Give us this day our daily bread,
and forgive us our debts,
as we also have forgiven our debtors.
And lead us not into temptation, but deliver us …
Deliver us …
Deliver us …
Unbelievably, he falters. On the libera nos! The libera nos!
He clears his throat, sits up straighter. Threatening the shadows with his small outstretched cross, he marshals all his strength, all his power, and tries again:
Libera nos …
Libera nos …
Astounded, he realizes that he has forgotten the rest of the prayer. He can not find the words for what comes next.
No—that’s not quite right. Rather, something is squeezing shut his throat, preventing those most important next becharmed words to be canted into the light.
Dear God! He will not allow this! He will not!
The boys are precious. Aedan loves them. He loves them. They are the sons Columba will never have.
Again, his innate stubbornness rears up. If the prayer will not work—because his own body can not respond—then he will reason through this madness. He will employ the great acuity of his senses, his towering intellect.
This nightmare is a creature of his fears, he reasons, conjured up by the violence of his affection for the friends, the family he has unexpectedly found in his exile, here in Dal Riata. It has to be. He himself has brought this atrocious vision into the world of man. He is its creator.
So this vision is not a true vision, he tells himself: it is not a message from his Lord. It has nothing whatsoever to do with what his Lord revealed to him before he consented to ordain Aedan as king.
It is not premonition. In no way is it prophecy.
Suddenly desperate to be free of his cell, to flee the mocking shadows he has been unable to banish, Columba throws off the blanket tangling around his legs. But those normally sturdy legs will not obey him, buckling under him as he tries to stand. Instead, he lurches for the door of his hut, throwing it open to thrust his sweaty face out into the brisk morning air. It is fresh and salty and there are drops of rain in it. Braced in the doorway, he welcomes the rain with upturned face. Shaking his head to clear it, he trains his eyes on the beloved, familiar sights of his island-monastery home, hoping they will anchor him here, pull him back from that other, wretched place of pain.
But there is a strangeness to the air, even outside his hut. It too is shimmering, in a way that is not a precipitate of sea-mist and morning. The shadows are clinging stubbornly.
He looks away.
It takes a long time for his world to return, to settle back into its accustomed shapes and forms. It helps when the brothers begin to emerge from their own sleeping cells into the early morning light, their voices calling out to one another sleepily. He takes immeasurable comfort from their well-known, beloved faces.
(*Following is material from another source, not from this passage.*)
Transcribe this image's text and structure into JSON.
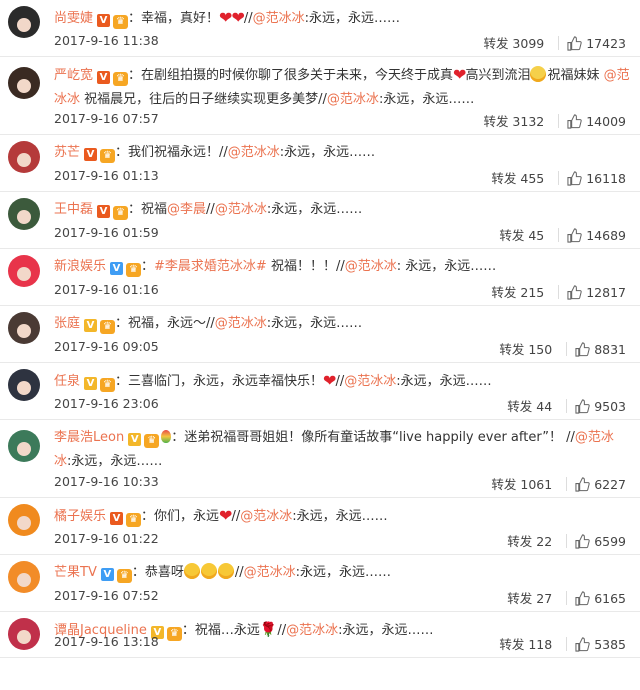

Columba huddles in the doorway, on the threshold, shivering, until this mortal realm clicks back into place. Eventually he can rise and begin his day. He can wash his face in the clear cold water of the stone trough set by his door, refreshed each morning by his brothers. He can don his sandals; make his way to the chapel for the hour of prime. He can lose himself in the lilting, measured, joyful songs that they sing at that hour to greet the day, to welcome their Lord back into the light.
He can reassure himself: it was not a communication. It was not a vision. It will not come to pass.
He can ignore the fact that he has never known his Lord to lie.